The digital audio medium has experienced a surprising and sudden rebirth in the last couple of years after a decade of hibernation. NPR’s “Serial” became a cultural phenomenon in 2014. Now, 17 percent of Americans have listened to a podcast in the past month, and at times it seems every school, every celebrity – pretty much anyone with something to say – is recording a show.

But what few people are doing is telling in-depth stories, and that’s something at which Champion excels. We’ve done pretty well for ourselves in the print medium during the past eight years: This year, Trade, Association and Business Publications International – which has bestowed 40 awards upon Champion since its launch in 2008 – named the magazine the fourth-best trade publication in the world. But we’ve always felt our content’s appeal extends beyond the internal audiences within college athletics, so we’ve been looking for ways to branch out.

Then podcasting and public radio caught our eye.
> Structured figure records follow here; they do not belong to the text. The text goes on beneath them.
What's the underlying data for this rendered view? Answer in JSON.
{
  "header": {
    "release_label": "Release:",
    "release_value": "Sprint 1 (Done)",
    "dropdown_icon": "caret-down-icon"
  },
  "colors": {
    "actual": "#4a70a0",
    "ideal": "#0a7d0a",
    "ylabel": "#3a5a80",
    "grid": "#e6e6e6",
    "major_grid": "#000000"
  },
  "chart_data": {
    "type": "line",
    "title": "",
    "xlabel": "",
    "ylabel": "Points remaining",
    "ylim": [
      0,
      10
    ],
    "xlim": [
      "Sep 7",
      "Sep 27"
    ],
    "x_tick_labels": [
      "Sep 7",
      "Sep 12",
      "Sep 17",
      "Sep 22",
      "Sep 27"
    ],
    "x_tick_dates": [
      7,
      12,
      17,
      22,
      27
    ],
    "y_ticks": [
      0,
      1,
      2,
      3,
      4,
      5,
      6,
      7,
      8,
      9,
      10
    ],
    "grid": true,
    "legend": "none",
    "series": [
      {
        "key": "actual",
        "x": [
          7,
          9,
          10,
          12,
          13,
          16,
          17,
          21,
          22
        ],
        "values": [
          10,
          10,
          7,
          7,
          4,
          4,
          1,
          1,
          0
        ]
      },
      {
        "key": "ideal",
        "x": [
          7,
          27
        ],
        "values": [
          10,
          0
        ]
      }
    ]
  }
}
The related platforms seemed perfect for telling the stories of college sports. The audiences are educated: Twenty-four percent of Americans with college degrees listen to podcasts weekly. They aren’t necessarily die-hard sports fans – the kind who listen to sports-talk radio and enjoy debates with their friends – but they’re the types of listeners who can be drawn in by a compelling story or become interested in an important issue. And they’re devoted to the medium: Ten percent of podcast listeners consume six shows per week. We’re betting they will be drawn to Champion’s content.

They’ll hear many stories you’ve already read in Champion, such as the inspiring tale of Kaneisha Atwater, the single mother and basketball star at Florida Gulf Coast University for whom basketball provided an opportunity to break free from the overwhelming challenges facing the nation’s teenage single mothers. They’ll gain insights into issues facing college sports, such as drug use, mental health and concussions, and hear personal essays read by college athletes and coaches.

They’re the stories you’ve become accustomed to reading among our features and in our Sidelines section. This format will make them available to an audience that might otherwise never have the chance to experience them.

By the time you read this, more than two hours of Champion features will be available through “Sports Section,” along with interviews with our writers and important figures in college sports. Through this project, we hope a new audience will discover college sports and its heroes, innovators and inspirational successes, who make an impact from all corners, not just those most often seen on television.